Mampir di Pos Ketan, sebelah timur Alun-Alun Kota Batu merupakan pengalaman yang hebat. Entah kenapa warung kecil yang menjual ketan, gorengan, kopi dan teh ini dikenal dengan nama Pos Ketan. Barangkali karena lokasinya yang berdekatan dengan Pos Ketertiban Alun-Alun Kota Batu. Barangkali juga karena riwayatnya yang sudah berusia sekitar sepertiga abad.
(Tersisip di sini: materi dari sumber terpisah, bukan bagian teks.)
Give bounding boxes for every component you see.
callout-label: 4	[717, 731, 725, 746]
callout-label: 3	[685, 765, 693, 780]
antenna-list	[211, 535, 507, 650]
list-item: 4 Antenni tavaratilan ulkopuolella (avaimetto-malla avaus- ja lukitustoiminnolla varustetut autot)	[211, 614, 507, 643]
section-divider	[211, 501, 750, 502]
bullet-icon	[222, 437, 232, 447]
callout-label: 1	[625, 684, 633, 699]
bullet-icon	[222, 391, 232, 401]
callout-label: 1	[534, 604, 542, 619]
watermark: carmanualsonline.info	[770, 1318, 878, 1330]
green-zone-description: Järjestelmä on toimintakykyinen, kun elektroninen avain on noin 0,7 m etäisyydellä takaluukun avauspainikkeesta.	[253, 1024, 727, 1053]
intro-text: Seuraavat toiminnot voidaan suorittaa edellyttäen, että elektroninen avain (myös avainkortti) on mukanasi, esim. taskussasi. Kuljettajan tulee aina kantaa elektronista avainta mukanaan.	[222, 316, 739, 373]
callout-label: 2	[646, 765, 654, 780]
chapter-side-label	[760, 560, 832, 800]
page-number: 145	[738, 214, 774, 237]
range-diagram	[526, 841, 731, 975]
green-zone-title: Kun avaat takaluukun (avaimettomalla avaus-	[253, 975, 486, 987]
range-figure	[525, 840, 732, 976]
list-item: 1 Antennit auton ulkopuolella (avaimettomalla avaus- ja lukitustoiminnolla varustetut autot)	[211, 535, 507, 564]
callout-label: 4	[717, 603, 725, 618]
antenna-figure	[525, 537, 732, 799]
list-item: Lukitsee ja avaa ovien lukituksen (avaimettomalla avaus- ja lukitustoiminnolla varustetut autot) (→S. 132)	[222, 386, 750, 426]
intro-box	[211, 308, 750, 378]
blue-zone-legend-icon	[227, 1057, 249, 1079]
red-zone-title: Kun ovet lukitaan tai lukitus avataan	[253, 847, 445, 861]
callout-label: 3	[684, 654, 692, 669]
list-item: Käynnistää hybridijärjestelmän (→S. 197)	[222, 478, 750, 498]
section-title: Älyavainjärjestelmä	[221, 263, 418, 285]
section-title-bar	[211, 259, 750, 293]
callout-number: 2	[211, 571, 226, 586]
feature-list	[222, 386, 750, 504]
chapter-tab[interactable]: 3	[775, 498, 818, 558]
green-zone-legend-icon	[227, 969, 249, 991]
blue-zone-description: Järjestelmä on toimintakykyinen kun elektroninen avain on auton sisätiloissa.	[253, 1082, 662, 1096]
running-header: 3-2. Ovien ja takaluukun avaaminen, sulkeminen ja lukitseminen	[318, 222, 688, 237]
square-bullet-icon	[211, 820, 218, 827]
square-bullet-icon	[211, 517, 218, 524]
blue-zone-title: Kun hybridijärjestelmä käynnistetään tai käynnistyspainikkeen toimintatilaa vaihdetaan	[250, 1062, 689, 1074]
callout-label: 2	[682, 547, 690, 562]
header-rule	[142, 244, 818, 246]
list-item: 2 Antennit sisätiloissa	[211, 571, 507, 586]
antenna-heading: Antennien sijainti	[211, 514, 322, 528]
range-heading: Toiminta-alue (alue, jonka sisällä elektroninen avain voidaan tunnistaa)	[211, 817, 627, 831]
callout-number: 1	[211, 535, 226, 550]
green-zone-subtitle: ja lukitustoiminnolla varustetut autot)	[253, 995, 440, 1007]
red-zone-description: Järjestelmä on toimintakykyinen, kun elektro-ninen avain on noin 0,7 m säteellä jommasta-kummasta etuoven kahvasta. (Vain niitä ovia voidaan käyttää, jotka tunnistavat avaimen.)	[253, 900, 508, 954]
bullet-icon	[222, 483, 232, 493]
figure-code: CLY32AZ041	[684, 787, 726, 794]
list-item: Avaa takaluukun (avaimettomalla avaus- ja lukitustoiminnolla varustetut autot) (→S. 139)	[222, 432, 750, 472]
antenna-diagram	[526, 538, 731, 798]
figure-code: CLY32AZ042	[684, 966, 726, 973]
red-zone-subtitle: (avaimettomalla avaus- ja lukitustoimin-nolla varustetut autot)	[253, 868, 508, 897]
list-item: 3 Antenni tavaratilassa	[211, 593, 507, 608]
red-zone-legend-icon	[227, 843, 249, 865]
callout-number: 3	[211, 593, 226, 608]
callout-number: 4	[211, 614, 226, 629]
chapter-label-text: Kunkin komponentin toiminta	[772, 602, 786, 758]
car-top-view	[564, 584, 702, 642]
Menikmati ketan di Pos Ketan seperti sedang berendam hening di tengah hiruk pikuk keramaian pusat Kota Batu. Memang, warung tersebut tak berdinding kedap suara. hanya ada dua lembar colibright berhiaskan aneka rupa. Pemasangan colibright pun terkesan sekenanya, hanya agar para pembeli ketan tertutupi oleh orang yang lalu lalang di sekitar Alun-Alun Kota Batu. Namun, saat singgah di dalam Pos Ketan, pengunjung seolah dipaksa melupakan berjalannya waktu: ketika menyuil ketan berbumbu dan menyeruput segelas kopi panas.

Penjualnya, Mbah Semi (usianya sekitar 65 tahun) tampak cekatan melayani pesanan pengunjung, dengan keramahan khas wong mBatu. Sambil sesekali membenahi bakul ketan, dilayaninya pengunjung yang ingin bertanya ini dan itu seputar alun-alun Kota Batu, atau juga tentang Pos Ketan yang setia dijaganya.

Ah, Pos Ketan Alun-Alun Batu. Akankah oase di tengah absurditas Kota Batu itu akan tetap bertahan?